A2 = 1.15*0.5b*1.25h = 0.71875bh.

A2 / A1 = 0.71875bh / 0.5bh = 1.4375 =
143.75%.

% Change = 143.75 - 100 = 43.75.

To find the percent change in the area of a triangle when the base is increased by 15% and the altitude is decreased by 25%, we first need to understand the relationship between the base, altitude, and area of a triangle.

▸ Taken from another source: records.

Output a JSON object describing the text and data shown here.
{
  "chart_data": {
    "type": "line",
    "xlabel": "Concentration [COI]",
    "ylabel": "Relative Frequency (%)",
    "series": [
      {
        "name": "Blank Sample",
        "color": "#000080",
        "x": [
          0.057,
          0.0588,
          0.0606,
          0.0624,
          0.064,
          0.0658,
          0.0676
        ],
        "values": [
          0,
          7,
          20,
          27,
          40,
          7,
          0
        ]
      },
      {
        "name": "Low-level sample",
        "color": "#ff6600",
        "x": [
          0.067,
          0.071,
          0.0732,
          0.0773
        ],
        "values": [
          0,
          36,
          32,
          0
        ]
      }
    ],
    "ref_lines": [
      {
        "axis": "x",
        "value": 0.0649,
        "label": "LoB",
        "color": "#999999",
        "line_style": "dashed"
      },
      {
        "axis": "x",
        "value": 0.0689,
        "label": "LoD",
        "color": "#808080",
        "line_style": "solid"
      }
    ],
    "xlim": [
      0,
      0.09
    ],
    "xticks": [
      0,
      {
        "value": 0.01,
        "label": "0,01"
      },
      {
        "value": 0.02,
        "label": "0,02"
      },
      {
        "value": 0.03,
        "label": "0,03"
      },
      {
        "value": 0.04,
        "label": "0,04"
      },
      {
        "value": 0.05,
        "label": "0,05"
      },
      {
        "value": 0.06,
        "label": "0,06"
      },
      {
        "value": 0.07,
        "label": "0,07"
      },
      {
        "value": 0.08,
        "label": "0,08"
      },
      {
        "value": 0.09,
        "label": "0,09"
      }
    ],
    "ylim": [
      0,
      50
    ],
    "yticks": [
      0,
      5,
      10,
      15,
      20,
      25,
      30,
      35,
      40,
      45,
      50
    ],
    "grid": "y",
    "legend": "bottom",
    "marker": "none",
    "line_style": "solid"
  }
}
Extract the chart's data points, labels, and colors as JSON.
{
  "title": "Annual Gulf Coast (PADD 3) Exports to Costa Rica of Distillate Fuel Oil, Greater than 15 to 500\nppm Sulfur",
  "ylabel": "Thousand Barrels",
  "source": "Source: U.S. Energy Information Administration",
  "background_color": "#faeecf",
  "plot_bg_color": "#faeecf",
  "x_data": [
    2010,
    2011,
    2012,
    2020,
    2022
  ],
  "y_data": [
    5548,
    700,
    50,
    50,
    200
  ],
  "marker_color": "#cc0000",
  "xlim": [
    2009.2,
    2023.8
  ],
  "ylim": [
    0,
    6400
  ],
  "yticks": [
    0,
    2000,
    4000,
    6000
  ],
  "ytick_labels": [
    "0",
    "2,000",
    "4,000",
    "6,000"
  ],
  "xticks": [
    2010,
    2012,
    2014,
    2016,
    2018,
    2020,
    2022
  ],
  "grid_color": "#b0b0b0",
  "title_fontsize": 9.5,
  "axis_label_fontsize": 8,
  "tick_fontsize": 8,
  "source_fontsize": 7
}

The formula to find the area of a triangle is:

Area = (1/2) * base * altitude

In this case, the area varies jointly as the base and altitude, which means that it is directly proportional to the base and altitude. Mathematically, this can be expressed as:

Area = k * base * altitude

Where k is the constant of proportionality.

Now, let's calculate the initial area of the triangle. Let's assume that the initial base is represented by b and the initial altitude is represented by a. So, the initial area (A1) can be calculated as:

A1 = k * b * a

Now, let's calculate the final area of the triangle when the base is increased by 15% and the altitude is decreased by 25%. The new base (b2) can be calculated by multiplying the initial base (b) by 1 + 15% (or 0.15), and the new altitude (a2) can be calculated by multiplying the initial altitude (a) by 1 - 25% (or 0.75):

b2 = b * (1 + 0.15)
a2 = a * (1 - 0.25)

The new area (A2) can be calculated using the same formula as before:

A2 = k * b2 * a2

Now, we can calculate the percent change in the area by finding the ratio of the difference between A2 and A1 to A1, and then multiplying by 100:

Percent change = (A2 - A1) / A1 * 100

Substituting the calculated values, the formula becomes:

Percent change = (k * b2 * a2 - k * b * a) / (k * b * a) * 100

Since k is the constant of proportionality and cancels out, we can simplify the formula to:

Percent change = (b2 * a2 - b * a) / (b * a) * 100

Now, we can substitute the calculated values for b2, a2, b, and a to find the percent change in the area.